HowTo: Use partial assembly and matrix-free assembly

MFEM provides different levels of assembly for mfem::BilinearForm, mfem::MixedBilinearForm, mfem::DiscreteLinearOperator, and mfem::NonlinearForm based on the operator decomposition: These different levels of assembly are:

LEGACY, in the case of a mfem::BilinearForm LEGACY corresponds to a fully assembled form, i.e. a global sparse matrix in MFEM, Hypre or PETSC format. In the case of a mfem::NonlinearForm LEGACY corresponds to an operator that is fully evaluated on the fly. The LEGACY assembly level is ALWAYS performed on the host.
FULL, fully assembled form, i.e. a global sparse matrix in MFEM format. This assembly is compatible with device execution, and therefore the sparse matrix is assembled on device if available. This corresponds to storing the whole A = G^T B^T D B G operator as a sparse matrix.
ELEMENT, Form assembled at element level, which computes and stores dense element matrices. This corresponds to storing the element-local dense matrices A_E = B^T D B. This format allows to have some access to the matrix entries, while also providing a data format that is more friendly with GPU architectures.
PARTIAL, Partially-assembled form, which computes and stores data only at quadrature points. This corresponds to storing only quadrature points values D, this format results in significantly faster computations and less storage usage compared to format storing matrices. Only the diagonal entries of the operator are accessible.
NONE, "Matrix-free" form that computes all of its action on-the-fly without any substantial storage. In this case D is computed on the fly, this format is also significantly faster than the matrix formats, but is currently slower than partial assembly due to the increased number of computations. However, in the case of operators that need to be reassembled frequently this assembly level might be faster than partial assembly by skipping any reassembly steps.

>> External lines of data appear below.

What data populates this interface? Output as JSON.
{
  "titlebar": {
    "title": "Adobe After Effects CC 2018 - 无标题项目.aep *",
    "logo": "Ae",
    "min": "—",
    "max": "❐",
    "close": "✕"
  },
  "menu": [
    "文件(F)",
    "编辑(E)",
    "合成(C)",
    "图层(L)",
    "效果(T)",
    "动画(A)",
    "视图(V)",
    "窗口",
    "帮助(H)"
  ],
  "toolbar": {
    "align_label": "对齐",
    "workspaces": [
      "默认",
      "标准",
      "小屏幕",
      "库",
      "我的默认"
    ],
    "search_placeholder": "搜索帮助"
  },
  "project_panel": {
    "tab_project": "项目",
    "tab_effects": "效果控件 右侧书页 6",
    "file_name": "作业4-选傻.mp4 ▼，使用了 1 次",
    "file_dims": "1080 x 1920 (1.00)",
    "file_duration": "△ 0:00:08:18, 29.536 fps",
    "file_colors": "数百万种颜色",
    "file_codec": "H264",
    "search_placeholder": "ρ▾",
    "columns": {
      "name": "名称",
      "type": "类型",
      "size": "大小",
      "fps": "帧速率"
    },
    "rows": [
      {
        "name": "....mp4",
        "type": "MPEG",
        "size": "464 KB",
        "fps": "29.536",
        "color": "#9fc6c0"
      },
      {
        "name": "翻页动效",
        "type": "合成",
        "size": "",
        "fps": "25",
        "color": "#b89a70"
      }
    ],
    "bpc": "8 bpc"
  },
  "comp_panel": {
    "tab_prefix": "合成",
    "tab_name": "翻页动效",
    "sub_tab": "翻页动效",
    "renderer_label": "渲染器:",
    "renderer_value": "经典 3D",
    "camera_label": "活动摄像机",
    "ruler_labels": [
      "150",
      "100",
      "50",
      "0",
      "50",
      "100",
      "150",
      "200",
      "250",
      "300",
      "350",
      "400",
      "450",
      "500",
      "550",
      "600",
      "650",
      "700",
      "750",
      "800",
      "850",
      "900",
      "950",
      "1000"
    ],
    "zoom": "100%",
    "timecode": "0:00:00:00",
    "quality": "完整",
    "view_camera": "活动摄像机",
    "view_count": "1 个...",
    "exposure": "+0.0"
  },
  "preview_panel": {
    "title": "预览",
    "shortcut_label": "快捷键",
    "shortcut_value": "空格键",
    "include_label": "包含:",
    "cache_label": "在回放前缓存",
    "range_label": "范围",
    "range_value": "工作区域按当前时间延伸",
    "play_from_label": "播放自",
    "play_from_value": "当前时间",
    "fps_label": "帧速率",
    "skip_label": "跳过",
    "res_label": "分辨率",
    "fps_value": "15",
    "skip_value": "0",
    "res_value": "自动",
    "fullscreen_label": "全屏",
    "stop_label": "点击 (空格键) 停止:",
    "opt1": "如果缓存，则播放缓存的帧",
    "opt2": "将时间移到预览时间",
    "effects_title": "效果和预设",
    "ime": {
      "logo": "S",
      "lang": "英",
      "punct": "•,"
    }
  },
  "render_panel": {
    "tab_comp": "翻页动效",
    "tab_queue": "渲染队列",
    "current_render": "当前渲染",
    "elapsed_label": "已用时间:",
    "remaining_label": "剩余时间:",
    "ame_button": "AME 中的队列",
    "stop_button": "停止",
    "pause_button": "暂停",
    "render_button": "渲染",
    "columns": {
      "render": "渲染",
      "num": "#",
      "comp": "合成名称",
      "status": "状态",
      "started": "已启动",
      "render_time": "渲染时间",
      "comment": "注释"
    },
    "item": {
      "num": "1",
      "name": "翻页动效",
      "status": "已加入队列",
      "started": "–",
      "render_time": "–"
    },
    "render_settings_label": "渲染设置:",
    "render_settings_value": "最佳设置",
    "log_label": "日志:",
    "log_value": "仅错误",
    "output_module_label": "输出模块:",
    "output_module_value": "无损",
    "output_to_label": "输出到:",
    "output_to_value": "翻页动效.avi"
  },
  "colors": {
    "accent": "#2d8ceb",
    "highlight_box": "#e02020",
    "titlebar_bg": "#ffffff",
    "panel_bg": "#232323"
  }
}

The different assembly levels are accessed through the following unified interface:

AssemblyLevel assembly_level = ...;
a->SetAssemblyLevel(assembly_level);

where a is either an mfem::BilinearForm, mfem::MixedBilinearForm, mfem::DiscreteLinearOperator, or mfem::NonlinearForm.

Assembly levels and backend device configuration

MFEM integrates three backends that interact with the assembly levels, namely the RAJA backend, the OCCA backend, and the libCEED backend. Backends are accessible by configuring the mfem::Device accordingly.

Device Configuration
`cpu`	Default CPU backend: sequential execution on each MPI rank.
`omp`	OpenMP backend. Enabled when MFEM_USE_OPENMP = YES.
`cuda`	CUDA backend. Enabled when MFEM_USE_CUDA = YES.
`hip`	HIP backend. Enabled when MFEM_USE_HIP = YES.
`raja-cpu`	RAJA CPU backend: sequential execution on each MPI rank. Enabled when MFEM_USE_RAJA = YES.
`raja-omp`	RAJA OpenMP backend. Enabled when MFEM_USE_RAJA = YES and MFEM_USE_OPENMP = YES.
`raja-cuda`	RAJA CUDA backend. Enabled when MFEM_USE_RAJA = YES and MFEM_USE_CUDA = YES.
`raja-hip`	RAJA HIP backend. Enabled when MFEM_USE_RAJA = YES and MFEM_USE_HIP = YES.
`occa-cpu`	OCCA CPU backend: sequential execution on each MPI rank. Enabled when MFEM_USE_OCCA = YES.
`occa-omp`	OCCA OpenMP backend. Enabled when MFEM_USE_OCCA = YES.
`occa-cuda`	OCCA CUDA backend. Enabled when MFEM_USE_OCCA = YES and MFEM_USE_CUDA = YES.
`ceed-cpu`	CEED CPU backend. GPU backends can still be used, but with expensive memory transfers. Enabled when MFEM_USE_CEED = YES.
`ceed-cuda`	CEED CUDA backend working together with the CUDA backend. Enabled when MFEM_USE_CEED = YES and MFEM_USE_CUDA = YES. NOTE: The current default libCEED CUDA backend is non-deterministic!
`ceed-hip`	CEED HIP backend working together with the HIP backend. Enabled when MFEM_USE_CEED = YES and MFEM_USE_HIP = YES.
`debug`	Debug backend: host memory is READ/WRITE protected while a device is in use. It allows to test the "device" code-path (using separate host/device memory pools and host <-> device transfers) without any GPU hardware. As 'DEBUG' is sometimes used as a macro, `_DEVICE` has been added to avoid conflicts.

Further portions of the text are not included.